求人に関しても各ニュースメディアへの求人と、共通の技術、サポート部門への求人を統括した求人サイトをもうけている。ジャーナリストに関しては後述するがこの求人サイトでは募集していないため、掲載されている職種をみると、まるで新しいウェブサービスを提供しているスタートアップの求人のようである。

いわく、フロントエンド・エンジニア、サブスクリプション・アナリスト、機械学習・AI担当者、トップUXデザイナー、などなど。最近はゲーム会社のやり方を取り込もうとしているようで、先日もスウェーデンのゲーム大手のKing(一連の「キャンディクラッシュ」ゲームで成功)から、デジタルコンセプト&デザインの責任者が、ボニエの広告新技術部門に入社した。

ジャーナリストに関しては「一流の人材を集める」とヴォロダルスキが宣言したように、ダーゲンス・ニュヘテルでは他のメディアで活躍している人たちを次々をヘッドハンティングした。音声コンテンツや動画の提供のためには、ラジオやテレビ局から、人気ラジオ番組のパーソナリティやテレビの花形プロデューサー達も入社しているといった状況だ。

一方、ボニエはグループのニュースメディアを得意先とするジャーナリスト人材派遣会社も持っており、去年タブロイド紙のエキスプレッセンの業績が悪化した際には、この人材派遣会社で20名程度の雇用削減が行われている。

ボニエのライバル社である、もうひとつの大手メディアグループであるシブステッド(ノルウェー資本)は、最近ロボットによる自動生成記事をどんどん投入していることで注目を集めている。ジャーナリストにとっては、個人として尖らないと生き残れない時代に突入しているようだ。

世界一のネイティブ広告エージェンシー

この連載の最後にこれまでは触れてこなかった、広告をめぐる取り組みを取り上げたい。

ダーゲンス・ニュヘテルの2018年の広告事業の決算数字は、紙の新聞への出稿で13%、デジタルでも11%前年から減っており、両方合わせても2000年の水準の3分の1の売上高にすぎない。とはいっても、まだまだ年間4億6000クローナ(約56億円)以上売り上げる重要な収入源だ。

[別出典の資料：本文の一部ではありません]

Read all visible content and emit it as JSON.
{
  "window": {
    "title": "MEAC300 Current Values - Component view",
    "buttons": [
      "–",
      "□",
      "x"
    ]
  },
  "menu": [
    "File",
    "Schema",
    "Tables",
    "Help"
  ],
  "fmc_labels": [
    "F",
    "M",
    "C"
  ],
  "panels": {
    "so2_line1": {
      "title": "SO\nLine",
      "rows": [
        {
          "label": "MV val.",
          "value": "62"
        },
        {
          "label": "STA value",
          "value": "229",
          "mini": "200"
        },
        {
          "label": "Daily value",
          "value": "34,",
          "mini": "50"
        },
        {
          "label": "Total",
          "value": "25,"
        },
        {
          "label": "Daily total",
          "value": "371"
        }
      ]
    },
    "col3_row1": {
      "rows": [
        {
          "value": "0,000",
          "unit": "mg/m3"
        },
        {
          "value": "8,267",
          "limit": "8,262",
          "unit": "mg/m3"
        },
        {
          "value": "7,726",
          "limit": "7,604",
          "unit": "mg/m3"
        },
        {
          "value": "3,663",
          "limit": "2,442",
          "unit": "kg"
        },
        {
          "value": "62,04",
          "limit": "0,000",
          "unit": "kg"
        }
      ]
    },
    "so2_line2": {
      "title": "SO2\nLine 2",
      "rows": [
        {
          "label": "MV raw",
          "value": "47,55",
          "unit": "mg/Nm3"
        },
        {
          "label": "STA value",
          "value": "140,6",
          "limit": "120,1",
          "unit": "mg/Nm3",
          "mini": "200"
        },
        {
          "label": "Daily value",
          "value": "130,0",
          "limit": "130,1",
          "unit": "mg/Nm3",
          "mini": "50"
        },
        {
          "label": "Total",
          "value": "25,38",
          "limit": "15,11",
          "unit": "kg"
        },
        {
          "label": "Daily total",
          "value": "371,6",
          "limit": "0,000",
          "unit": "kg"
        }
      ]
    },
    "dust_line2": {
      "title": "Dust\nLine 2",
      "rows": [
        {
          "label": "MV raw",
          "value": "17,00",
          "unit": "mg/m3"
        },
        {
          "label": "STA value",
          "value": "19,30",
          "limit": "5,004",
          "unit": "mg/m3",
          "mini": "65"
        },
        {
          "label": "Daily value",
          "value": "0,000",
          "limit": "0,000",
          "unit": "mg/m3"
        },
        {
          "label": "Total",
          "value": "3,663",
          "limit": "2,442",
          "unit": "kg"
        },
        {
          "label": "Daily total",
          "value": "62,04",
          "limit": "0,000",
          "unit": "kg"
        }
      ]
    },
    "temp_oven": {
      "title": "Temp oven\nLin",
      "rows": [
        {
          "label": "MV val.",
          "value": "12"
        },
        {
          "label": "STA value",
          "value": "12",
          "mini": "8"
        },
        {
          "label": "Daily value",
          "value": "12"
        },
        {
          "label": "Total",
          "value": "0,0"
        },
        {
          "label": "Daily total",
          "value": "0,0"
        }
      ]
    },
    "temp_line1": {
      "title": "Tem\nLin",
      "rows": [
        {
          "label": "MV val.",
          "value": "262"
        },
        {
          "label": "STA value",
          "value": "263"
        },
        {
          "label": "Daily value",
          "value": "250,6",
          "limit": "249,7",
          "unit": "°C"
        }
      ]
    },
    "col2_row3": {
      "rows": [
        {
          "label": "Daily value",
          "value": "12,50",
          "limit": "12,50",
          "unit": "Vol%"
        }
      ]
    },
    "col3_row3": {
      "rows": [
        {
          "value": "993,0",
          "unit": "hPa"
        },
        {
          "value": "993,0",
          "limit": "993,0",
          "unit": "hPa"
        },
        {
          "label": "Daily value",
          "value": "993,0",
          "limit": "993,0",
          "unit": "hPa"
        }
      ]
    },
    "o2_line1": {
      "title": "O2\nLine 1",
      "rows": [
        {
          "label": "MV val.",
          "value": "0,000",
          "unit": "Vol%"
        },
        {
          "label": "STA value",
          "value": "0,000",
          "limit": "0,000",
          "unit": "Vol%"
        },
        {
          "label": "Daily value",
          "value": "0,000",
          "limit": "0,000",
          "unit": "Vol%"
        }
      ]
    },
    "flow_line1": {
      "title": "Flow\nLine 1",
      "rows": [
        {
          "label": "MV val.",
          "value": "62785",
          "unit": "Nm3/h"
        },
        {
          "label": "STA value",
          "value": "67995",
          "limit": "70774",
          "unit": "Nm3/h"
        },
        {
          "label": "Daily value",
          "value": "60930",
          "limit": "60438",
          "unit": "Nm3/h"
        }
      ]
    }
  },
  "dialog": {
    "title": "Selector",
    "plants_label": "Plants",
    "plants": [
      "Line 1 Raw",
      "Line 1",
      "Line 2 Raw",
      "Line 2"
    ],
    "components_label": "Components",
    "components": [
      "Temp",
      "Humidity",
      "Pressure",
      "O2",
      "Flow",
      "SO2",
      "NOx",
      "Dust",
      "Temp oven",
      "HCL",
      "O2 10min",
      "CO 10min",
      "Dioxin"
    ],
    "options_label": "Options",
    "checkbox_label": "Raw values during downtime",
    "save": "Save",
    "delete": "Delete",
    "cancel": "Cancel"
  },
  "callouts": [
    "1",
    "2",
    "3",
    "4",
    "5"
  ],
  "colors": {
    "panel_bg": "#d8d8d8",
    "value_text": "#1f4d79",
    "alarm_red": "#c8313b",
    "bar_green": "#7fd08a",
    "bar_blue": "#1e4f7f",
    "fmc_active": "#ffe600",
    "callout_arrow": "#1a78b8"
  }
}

広告製品の開発や販売は新聞(というよりボニエでは「ニュース ブランド」という名称を使い始めた)5紙を統括した広告チームがその任にあたっている。新製品ローンチキャンペーンなどは、これも同じボニエグループのテレビ局とも共同で展開している(ただし、グループのテレビ部門は、今年テレコム大手のテリアへ売却されることが決まっている)。

この他に、ボニエでは、ディスプレイなど従来のウェブ広告とアナログ広告を扱うチームとは別に、ネイティブ広告や、VRやARなどの次世代の広告クリエイティブを扱う部門を、ボニエ ニュース ブランド スタジオ(Bonnier News Brand Studio) という別組織で独立させている。

昨年1年間で17名から62名まで大きく成長したボニエ ニュース ブランド スタジオは、注目のエージェンシー。去年11月に発表された、2018 ネイティブ アドバタイジング アワードでエージェンシー大賞(ゴールド)を受賞している。

また、大手コーヒーメーカー、ロフベリス(Löfbergs)のために制作したコーヒー豆の生産者を扱ったVRを含んだネイティブ広告は、昨年、世界やヨーロッパの広告アワードで多くの賞を受賞した。

さらに、ボニエは最近、ストックホルムから離れたスウェーデン第三の都市であるマルメ(ここでも地元紙を所有する)で、ボニエ ニュース ネクスト (Bonnier News Next) と称する、次世代のニュース提供に必要な技術、ビジネスモデル、広告商品などの研究開発に従事する部門を立ち上げた。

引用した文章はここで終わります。